TV manufacturing returns to U.S.
By Katherine Yung Detroit Free Press January 18, 2012 12:26PM
Updated: February 21, 2012 8:24AM
DETROIT — A small Minnesota electronics company aims to bring TV manufacturing back to the United States, hiring 100 workers at a plant in Canton, Mich.
Element Electronics, which sells TVs made in China to big-box stores such as Wal-Mart and Target, has teamed up with a Michigan company, Lotus International, to produce low-priced flat-screen TVs that are 46 inches and larger.
The first large TVs could start rolling off an assembly line in March. The company plans to hire workers and set up a call center.
Michael O’Shaughnessy, Element’s president and owner, pledges that its Michigan-made TVs will not cost consumers any more than if the sets were produced in China.
“We are doing this to set an example,” said O’Shaughnessy, who grew up in Ohio. “This is the right thing to do.”
Sony closed its last U.S. TV plant in 2010. Vizio is American-owned but outsources its production.
Bringing back TV manufacturing is part of a growing business trend called reshoring. With soaring costs for Chinese labor and shipping, many companies are rethinking whether it still makes sense to make their products overseas.
If Element Electronics succeeds in making flat-screen televisions in Michigan, it will become the only American-owned TV manufacturer producing in the United States, something the country has lacked since Zenith Electronics became a subsidiary of LG Electronics 17 years ago.
But it’s a big if.
For decades, TV production has been migrating outside of the United States, first to Mexico and then to Asia. Like makers of other electronic products, textiles and shoes, TV manufacturers gravitated toward cheap labor, necessary to compete against growing global competition.
But O’Shaughnessy, Element’s president who spent 15 years working for home appliance maker Frigidaire, is hoping to reverse this trend. He’s betting that the United States can again be fertile ground for TV manufacturing, even against the likes of China.
“I support the global system, but there’s a better way to do it,” he said.
O’Shaughnessy launched Element in 2007, importing TVs, DVD players and other electronic products that were built by a variety of companies in Asia and sold at Circuit City.

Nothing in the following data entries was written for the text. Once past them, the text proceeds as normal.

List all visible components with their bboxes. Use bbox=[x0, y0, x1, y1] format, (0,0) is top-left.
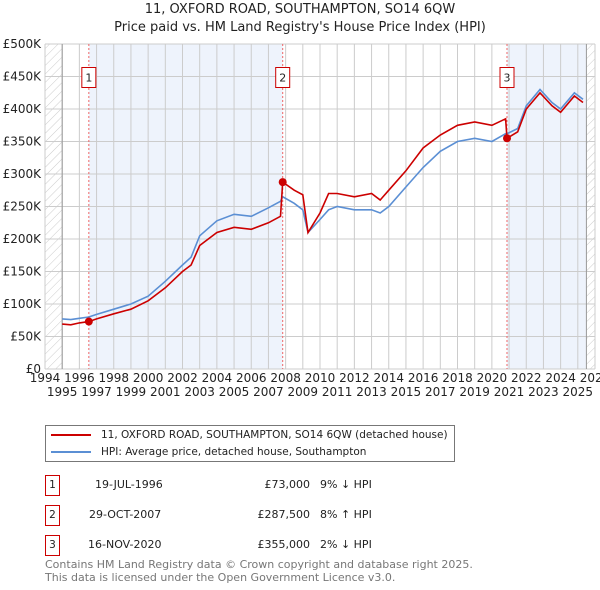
sale-price: £355,000 bbox=[257, 538, 311, 551]
sale-date: 19-JUL-1996 bbox=[95, 478, 163, 491]
x-tick-label: 2001 bbox=[150, 385, 181, 399]
x-tick-label: 1999 bbox=[116, 385, 147, 399]
sale-badge-label: 2 bbox=[279, 72, 286, 85]
x-tick-label: 2007 bbox=[253, 385, 284, 399]
x-tick-label: 2024 bbox=[545, 371, 576, 385]
x-tick-label: 1998 bbox=[98, 371, 129, 385]
footer-copyright: Contains HM Land Registry data © Crown c… bbox=[45, 558, 473, 571]
x-tick-label: 2014 bbox=[373, 371, 404, 385]
sale-badge-box bbox=[81, 67, 97, 88]
sale-row: 3 16-NOV-2020 £355,000 2% ↓ HPI bbox=[45, 535, 465, 556]
legend: 11, OXFORD ROAD, SOUTHAMPTON, SO14 6QW (… bbox=[45, 425, 455, 462]
sale-hpi-diff: 9% ↓ HPI bbox=[320, 478, 372, 491]
sale-badge-label: 1 bbox=[85, 72, 92, 85]
x-tick-label: 2010 bbox=[305, 371, 336, 385]
x-tick-label: 2015 bbox=[391, 385, 422, 399]
legend-item-hpi: HPI: Average price, detached house, Sout… bbox=[51, 446, 366, 458]
legend-swatch-property bbox=[51, 434, 91, 436]
y-tick-label: £50K bbox=[10, 330, 42, 344]
x-tick-label: 2003 bbox=[184, 385, 215, 399]
sale-point bbox=[278, 178, 287, 187]
sale-badge: 1 bbox=[45, 475, 60, 496]
sale-hpi-diff: 8% ↑ HPI bbox=[320, 508, 372, 521]
x-tick-label: 2026 bbox=[580, 371, 600, 385]
x-tick-label: 2002 bbox=[167, 371, 198, 385]
price-chart: 1994199519961997199819992000200120022003… bbox=[3, 37, 600, 399]
y-tick-label: £400K bbox=[3, 102, 43, 116]
footer: Contains HM Land Registry data © Crown c… bbox=[45, 558, 473, 584]
x-tick-label: 1996 bbox=[64, 371, 95, 385]
sale-row: 1 19-JUL-1996 £73,000 9% ↓ HPI bbox=[45, 475, 465, 496]
x-tick-label: 2017 bbox=[425, 385, 456, 399]
x-tick-label: 2000 bbox=[133, 371, 164, 385]
x-tick-label: 2021 bbox=[494, 385, 525, 399]
x-tick-label: 2009 bbox=[288, 385, 319, 399]
sale-badge: 2 bbox=[45, 505, 60, 526]
x-tick-label: 2020 bbox=[477, 371, 508, 385]
footer-licence: This data is licensed under the Open Gov… bbox=[45, 571, 396, 584]
y-tick-label: £500K bbox=[3, 37, 43, 51]
x-tick-label: 2005 bbox=[219, 385, 250, 399]
sale-price: £73,000 bbox=[264, 478, 311, 491]
sale-date: 29-OCT-2007 bbox=[89, 508, 162, 521]
sale-badge: 3 bbox=[45, 535, 60, 556]
x-tick-label: 1997 bbox=[81, 385, 112, 399]
x-tick-label: 2023 bbox=[528, 385, 559, 399]
sale-point bbox=[84, 317, 93, 326]
x-tick-label: 2004 bbox=[202, 371, 233, 385]
x-tick-label: 2012 bbox=[339, 371, 370, 385]
y-tick-label: £150K bbox=[3, 265, 43, 279]
y-tick-label: £250K bbox=[3, 200, 43, 214]
x-tick-label: 2025 bbox=[563, 385, 594, 399]
y-tick-label: £450K bbox=[3, 70, 43, 84]
x-tick-label: 1995 bbox=[47, 385, 78, 399]
x-tick-label: 2022 bbox=[511, 371, 542, 385]
chart-title: 11, OXFORD ROAD, SOUTHAMPTON, SO14 6QW bbox=[144, 2, 456, 17]
sale-price: £287,500 bbox=[257, 508, 311, 521]
legend-swatch-hpi bbox=[51, 451, 91, 453]
sale-badge-label: 3 bbox=[504, 72, 511, 85]
x-tick-label: 2011 bbox=[322, 385, 353, 399]
legend-label-hpi: HPI: Average price, detached house, Sout… bbox=[101, 446, 367, 458]
y-tick-label: £200K bbox=[3, 232, 43, 246]
sale-date: 16-NOV-2020 bbox=[88, 538, 162, 551]
sale-point bbox=[503, 134, 511, 143]
x-tick-label: 2008 bbox=[270, 371, 301, 385]
legend-label-property: 11, OXFORD ROAD, SOUTHAMPTON, SO14 6QW (… bbox=[101, 429, 448, 441]
x-tick-label: 1994 bbox=[30, 371, 61, 385]
sale-hpi-diff: 2% ↓ HPI bbox=[320, 538, 372, 551]
x-tick-label: 2018 bbox=[442, 371, 473, 385]
sale-badge-box bbox=[275, 67, 291, 88]
x-tick-label: 2019 bbox=[459, 385, 490, 399]
x-tick-label: 2006 bbox=[236, 371, 267, 385]
sale-badge-box bbox=[499, 67, 515, 88]
sale-row: 2 29-OCT-2007 £287,500 8% ↑ HPI bbox=[45, 505, 465, 526]
y-tick-label: £350K bbox=[3, 135, 43, 149]
x-tick-label: 2016 bbox=[408, 371, 439, 385]
y-tick-label: £300K bbox=[3, 167, 43, 181]
y-tick-label: £100K bbox=[3, 297, 43, 311]
x-tick-label: 2013 bbox=[356, 385, 387, 399]
legend-item-property: 11, OXFORD ROAD, SOUTHAMPTON, SO14 6QW (… bbox=[51, 429, 448, 441]
chart-subtitle: Price paid vs. HM Land Registry's House … bbox=[114, 20, 486, 35]
y-tick-label: £0 bbox=[26, 362, 41, 376]
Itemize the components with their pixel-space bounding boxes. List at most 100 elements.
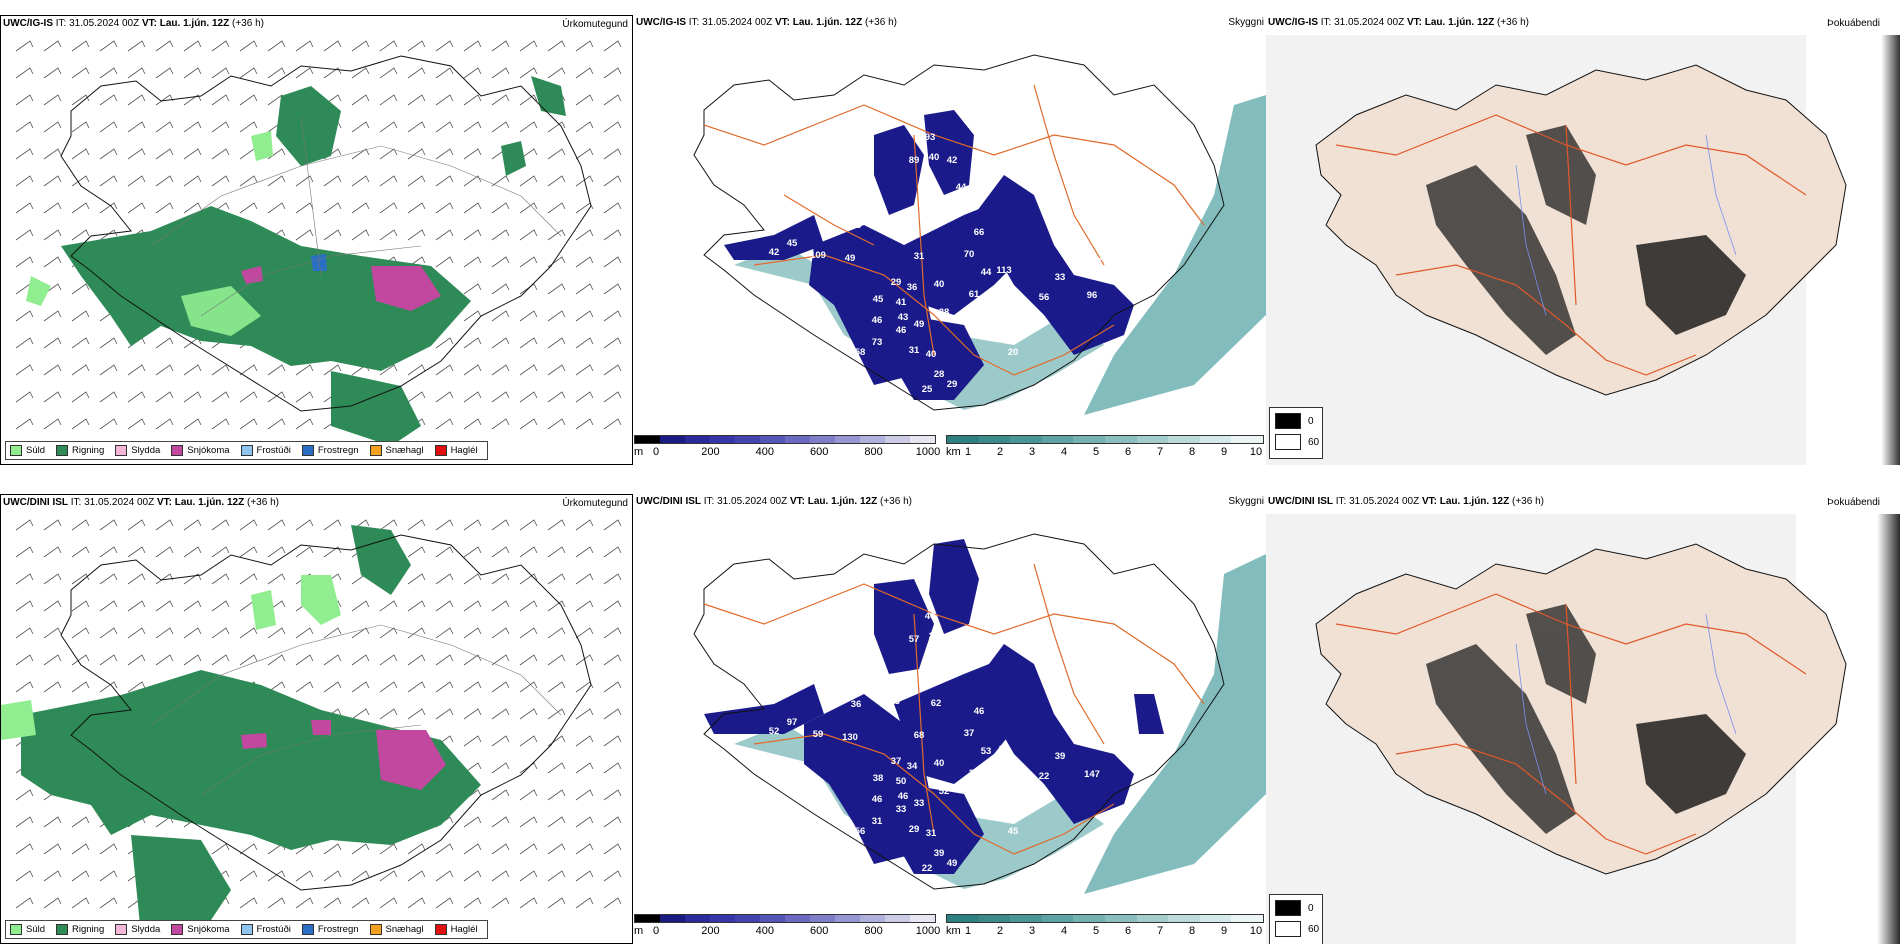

Last year, it partnered exclusively with Chinese manufacturer Tongfang Global, which makes TVs for Element in Shenyang, China.
The fledgling company, which is owned by O’Shaughnessy, nearly folded when Circuit City shut down. But after a rocky period, it found new customers, including Wal-Mart, Target and Costco, all of which sell Element’s inexpensive TVs online.
O’Shaughnessy, 44, embarked on his plan to build large TVs in the U.S. after doing some math. He said the costs for making TVs in China and then shipping them to America have been rising in recent years and are expected to increase further. But the economics only work for TVs that are 46 inches and bigger.
Element, based in Eden Prairie, Minn., plans to start limited production of flat-screen TVs in March at a 250,000-square-foot facility in Canton owned by Lotus International, which makes and tests electronic and electromechanical parts for the auto and electronics industries. The plant will start with one assembly line but has space for four more.
Since the hundreds of parts that go into a TV are all made in Asia, Element will be relying on Tongfang to deliver parts to the Canton factory. Element hopes to eventually set up its own supply network in the United States.